LLM tuning 관련 정리

kaeul·2024년 10월 17일

BERT는 bidirectional 언어모델로 pretrained 후 finetuning을 거쳐 NLU task를 잘 수행하지만, unidirectional 언어모델인 GPT는 NLU task를 수행하기에 다른 유형 대비 적합하지 못하다.
그러나 GPT3의 입력 프롬프트에 어떤 태스크인지 설명을 넣어주는 handcrafted prompts를 이용한 in context learning의 zero-shot, few-shot의 높은 성능은 기존의 생각이 틀렸음을 보여주었다.

llm도 finetuning을 해주면 성능이 더 높아지지만 파라미터 사이즈가 워낙 크기 때문에 재학습을 하는데 시간과 자원이 많이 소요되어 현실적으로 어려움이 많다.
이러한 문제를 해결하는데 P-tuning과 LoRA가 있다. 둘다 사전 학습된 가중치는 그대로 두고, 별도로 추가된 레이어만 새로운 데이터로 학습하는 원리이다.
- P-tuning은 pre-trained language model(PLM)의 전체 weight를 fine-tuning하지않고, continuous prompt embeddings만 tuning하는 방법입니다.

P-tuning

아래 테이블에서 확인할 수 있듯 handcrafted manual prompts를 어떻게 구성하느냐에 따라서 성능의 변화가 심한기 때문에 handcrafted manual prompts를 최적화하는 것은 매우 어렵다.
이와 관련하여 in-context learning의 성능을 높이기 위해 handcrafted manual prompts를 사용하는 것이 아닌 데이터로부터 discrete prompts를 찾는 방법들이 많이 연구되어 왔지만, 신경망이 본애 continuous하기 때문에 이는 sub-optimal이라고 볼 수 있다.
그래서 저자는 본 논문에서 continuous prompt를 데이터를 사용해서 학습하는 방법인 P-tuning을 제안한다.

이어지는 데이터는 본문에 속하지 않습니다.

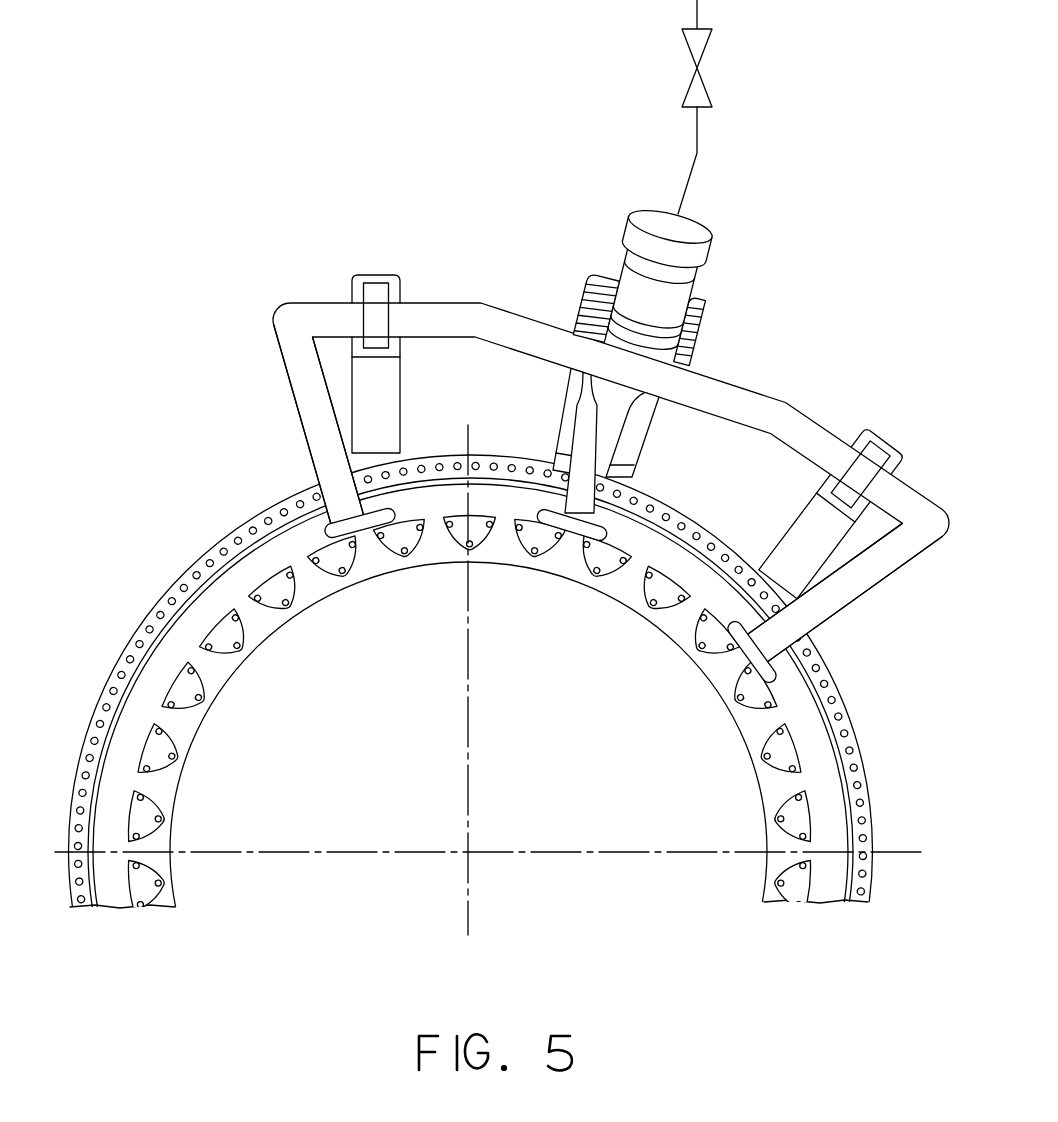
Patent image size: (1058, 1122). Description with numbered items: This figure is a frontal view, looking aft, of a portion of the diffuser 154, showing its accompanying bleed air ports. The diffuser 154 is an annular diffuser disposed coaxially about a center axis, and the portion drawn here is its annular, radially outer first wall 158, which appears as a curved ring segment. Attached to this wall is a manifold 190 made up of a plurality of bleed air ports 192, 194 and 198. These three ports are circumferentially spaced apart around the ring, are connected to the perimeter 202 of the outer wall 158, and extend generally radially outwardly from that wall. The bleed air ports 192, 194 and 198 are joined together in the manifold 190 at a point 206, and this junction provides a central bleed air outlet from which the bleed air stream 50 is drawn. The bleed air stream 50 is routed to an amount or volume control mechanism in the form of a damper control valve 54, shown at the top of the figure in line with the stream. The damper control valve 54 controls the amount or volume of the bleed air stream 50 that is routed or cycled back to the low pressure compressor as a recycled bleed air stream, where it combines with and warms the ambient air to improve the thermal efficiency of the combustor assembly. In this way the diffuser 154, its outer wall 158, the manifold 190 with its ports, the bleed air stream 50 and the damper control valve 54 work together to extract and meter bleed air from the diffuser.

The bleed air stream 50 is at (688, 187).
The damper control valve 54 is at (707, 87).
The diffuser 154 is at (190, 915).
The first wall 158 is at (197, 742).
The manifold 190 is at (457, 273).
The bleed air port 192 is at (312, 404).
The bleed air port 194 is at (612, 447).
The bleed air port 198 is at (843, 598).
The perimeter 202 is at (319, 606).
The joining point 206 is at (652, 378).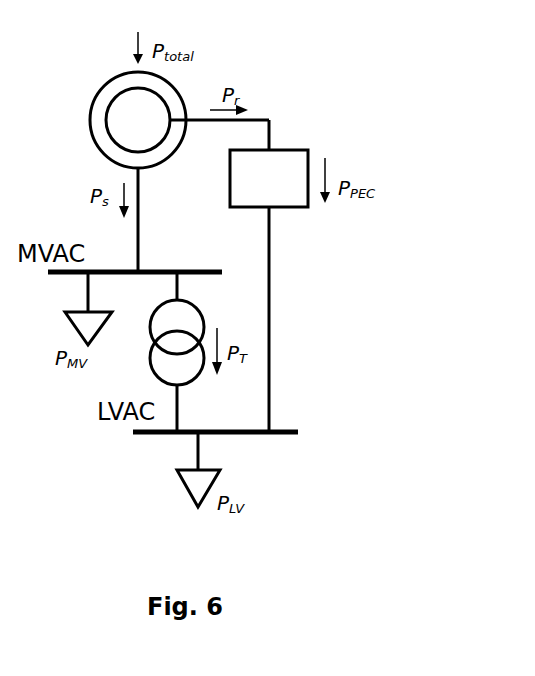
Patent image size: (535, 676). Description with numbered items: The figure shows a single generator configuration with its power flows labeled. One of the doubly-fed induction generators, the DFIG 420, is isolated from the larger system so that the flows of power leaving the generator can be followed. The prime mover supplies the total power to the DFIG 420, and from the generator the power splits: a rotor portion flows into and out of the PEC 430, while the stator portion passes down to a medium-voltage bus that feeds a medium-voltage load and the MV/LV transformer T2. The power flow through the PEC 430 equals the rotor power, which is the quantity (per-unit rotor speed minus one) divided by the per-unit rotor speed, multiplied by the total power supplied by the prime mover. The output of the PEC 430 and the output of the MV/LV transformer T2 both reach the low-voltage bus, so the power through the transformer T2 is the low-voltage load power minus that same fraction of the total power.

The DFIG 420 is at (82, 123).
The PEC 430 is at (293, 142).
The MV/LV transformer T2 is at (203, 308).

P-tuning leverages few continuous free parameters to serve as prompts fed as the input to the pre-trained language models. We then optimize the continuous prompts using gradient descent as an alternative to discrete prompt searching.

discrete prompts의 경우 특정 template T를 만들어내는 함수가 p라고 하면,
ex. The capital of Britain is [MASK] -> {e(The),e(capital),e(of),e(Britain),e(is),e([Mask])}
continuous prompts의 경우 prompt 부분이 임의의 pseudo token(e.g. [PROMPT])의 sequence로 교체된다. 여기서 h는 pseudo token을 임베딩하는 모델인 프롬프트 인코더를 의미하며 논문에서는 bidirectional LSTM에 two-layer MLP를 얹은 model을 사용하였습니다.
ex. [PROMPT] ... [PROMPT] Britain [PROMPT] ... [PROMPT][MASK] -> {h([PROMPT]),h([PROMPT]),...,e(Britain),h([PROMPT]),...,h([PROMPT]),e([Mask])}
본 논문에서는 knowledge probing(LAMA)와 superglue에 1. Manual Prompt(MP), 2. Fine-tuning(FT), 3. Manual Prompt with Fine-tuning(MP+FT), 4. P-tuning 방법론으로 실험을 진행하였는데, LAMA에서는 P-tuning을 활용하는 방법이 다른 방법론들에 비해 대체적으로 성능이 좋음을 확인할 수 있었다. 특히 P-tuning의 경우 사전학습된 가중치를 업데이트하지 않고 프롬프트 인코더의 가중치만 업데이트 하기 때문에 파인튜닝과 달리 상대적으로 큰 모델을 사용할 수 있는 장점이 있다.